Does IRC 105(h) apply to a Miami Gardens real estate brokerage with only a few employees?
Yes. IRC 105(h) has no size threshold. Any self-insured health plan — including self-insured HRAs — at a Miami Gardens brokerage must pass the 70% eligibility and 70% benefits tests regardless of the number of employees.
How does the Miami Gardens market affect our brokerage's plan design decisions?
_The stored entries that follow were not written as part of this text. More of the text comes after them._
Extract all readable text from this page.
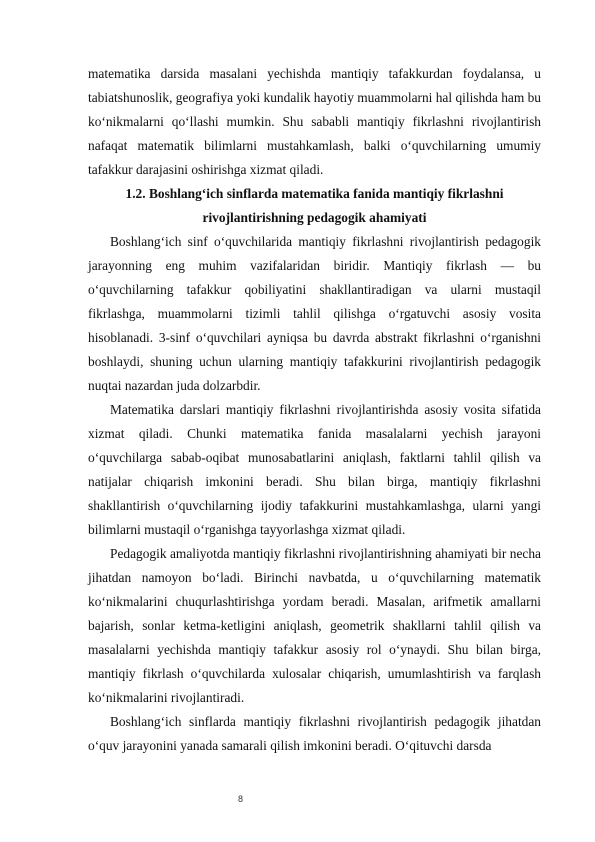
matematika darsida masalani yechishda mantiqiy tafakkurdan foydalansa, u tabiatshunoslik, geografiya yoki kundalik hayotiy muammolarni hal qilishda ham bu ko‘nikmalarni qo‘llashi mumkin. Shu sababli mantiqiy fikrlashni rivojlantirish nafaqat matematik bilimlarni mustahkamlash, balki o‘quvchilarning umumiy tafakkur darajasini oshirishga xizmat qiladi.

1.2. Boshlang‘ich sinflarda matematika fanida mantiqiy fikrlashni

rivojlantirishning pedagogik ahamiyati

Boshlang‘ich sinf o‘quvchilarida mantiqiy fikrlashni rivojlantirish pedagogik jarayonning eng muhim vazifalaridan biridir. Mantiqiy fikrlash — bu o‘quvchilarning tafakkur qobiliyatini shakllantiradigan va ularni mustaqil fikrlashga, muammolarni tizimli tahlil qilishga o‘rgatuvchi asosiy vosita hisoblanadi. 3-sinf o‘quvchilari ayniqsa bu davrda abstrakt fikrlashni o‘rganishni boshlaydi, shuning uchun ularning mantiqiy tafakkurini rivojlantirish pedagogik nuqtai nazardan juda dolzarbdir.

Matematika darslari mantiqiy fikrlashni rivojlantirishda asosiy vosita sifatida xizmat qiladi. Chunki matematika fanida masalalarni yechish jarayoni o‘quvchilarga sabab-oqibat munosabatlarini aniqlash, faktlarni tahlil qilish va natijalar chiqarish imkonini beradi. Shu bilan birga, mantiqiy fikrlashni shakllantirish o‘quvchilarning ijodiy tafakkurini mustahkamlashga, ularni yangi bilimlarni mustaqil o‘rganishga tayyorlashga xizmat qiladi.

Pedagogik amaliyotda mantiqiy fikrlashni rivojlantirishning ahamiyati bir necha jihatdan namoyon bo‘ladi. Birinchi navbatda, u o‘quvchilarning matematik ko‘nikmalarini chuqurlashtirishga yordam beradi. Masalan, arifmetik amallarni bajarish, sonlar ketma-ketligini aniqlash, geometrik shakllarni tahlil qilish va masalalarni yechishda mantiqiy tafakkur asosiy rol o‘ynaydi. Shu bilan birga, mantiqiy fikrlash o‘quvchilarda xulosalar chiqarish, umumlashtirish va farqlash ko‘nikmalarini rivojlantiradi.

Boshlang‘ich sinflarda mantiqiy fikrlashni rivojlantirish pedagogik jihatdan o‘quv jarayonini yanada samarali qilish imkonini beradi. O‘qituvchi darsda

8
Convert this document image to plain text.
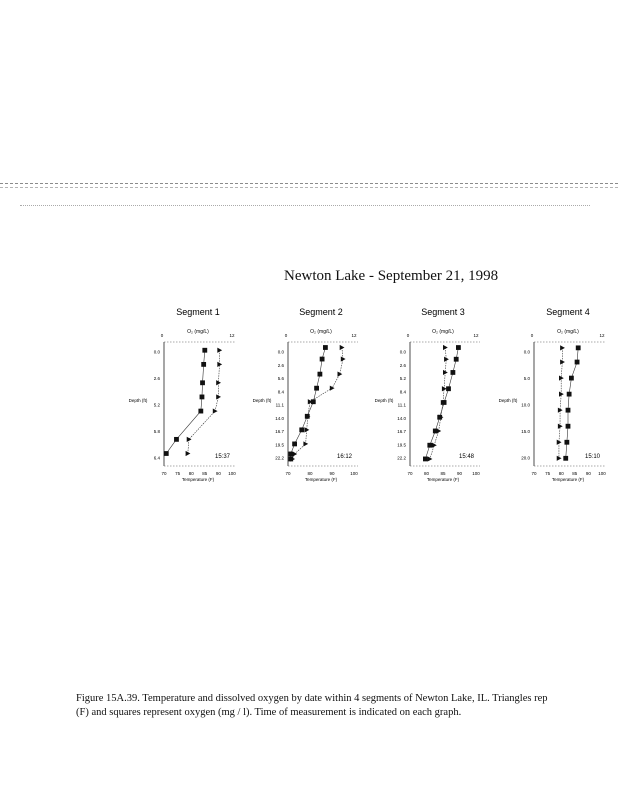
Newton Lake - September 21, 1998
Segment 1
O₂ (mg/L)
0	12
0.0
2.6
5.2
5.8
6.4
Depth (ft)
70 75 80 85 90 100
Temperature (F)
15:37
Segment 2
O₂ (mg/L)
0	12
0.0
2.6
5.6
8.4
11.1
14.0
16.7
19.5
22.2
Depth (ft)
70	80	90	100
Temperature (F)
16:12
Segment 3
O₂ (mg/L)
0	12
0.0
2.6
5.2
8.4
11.1
14.0
16.7
19.5
22.2
Depth (ft)
70	80	85	90 100
Temperature (F)
15:48
Segment 4
O₂ (mg/L)
0	12
0.0
5.0
10.0
15.0
20.0
Depth (ft)
70 75 80 85 90 100
Temperature (F)
15:10
Figure 15A.39. Temperature and dissolved oxygen by date within 4 segments of Newton Lake, IL. Triangles rep
(F) and squares represent oxygen (mg / l). Time of measurement is indicated on each graph.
Miami Gardens' typical home price of $432,497–$509K means active transaction volumes and moderate commission levels. Brokerages here often employ a mix of salaried and hourly W-2 staff alongside IC agents. The W-2 staff are your compliance focus — 105(h) only tests employer-employee relationships.
Can we offer health coverage to some W-2 employees but not others?
Yes, if the exclusion is based on a reasonable, non-discriminatory classification (e.g., full-time vs. part-time, or employees with less than 90 days of tenure). You cannot, however, exclude non-HCE employees from a self-insured plan while covering HCEs — that's the core 105(h) violation.
What's the practical difference between ICHRA and a traditional group plan for Miami Gardens brokerages?
A traditional group plan requires all covered employees to be on the same plan design. An ICHRA gives each W-2 employee a fixed monthly allowance to purchase their own marketplace coverage. ICHRAs avoid IRC 105(h) testing entirely, making them an attractive option for small Miami Gardens brokerages with diverse employee needs.

Related Resources

SouthernPlanFinder Editorial TeamThis guide was prepared by licensed health insurance producers specializing in employer benefits for real estate brokerage businesses in Miami Gardens, FL. Content is reviewed for accuracy and updated as Florida law changes. NPN #21249133.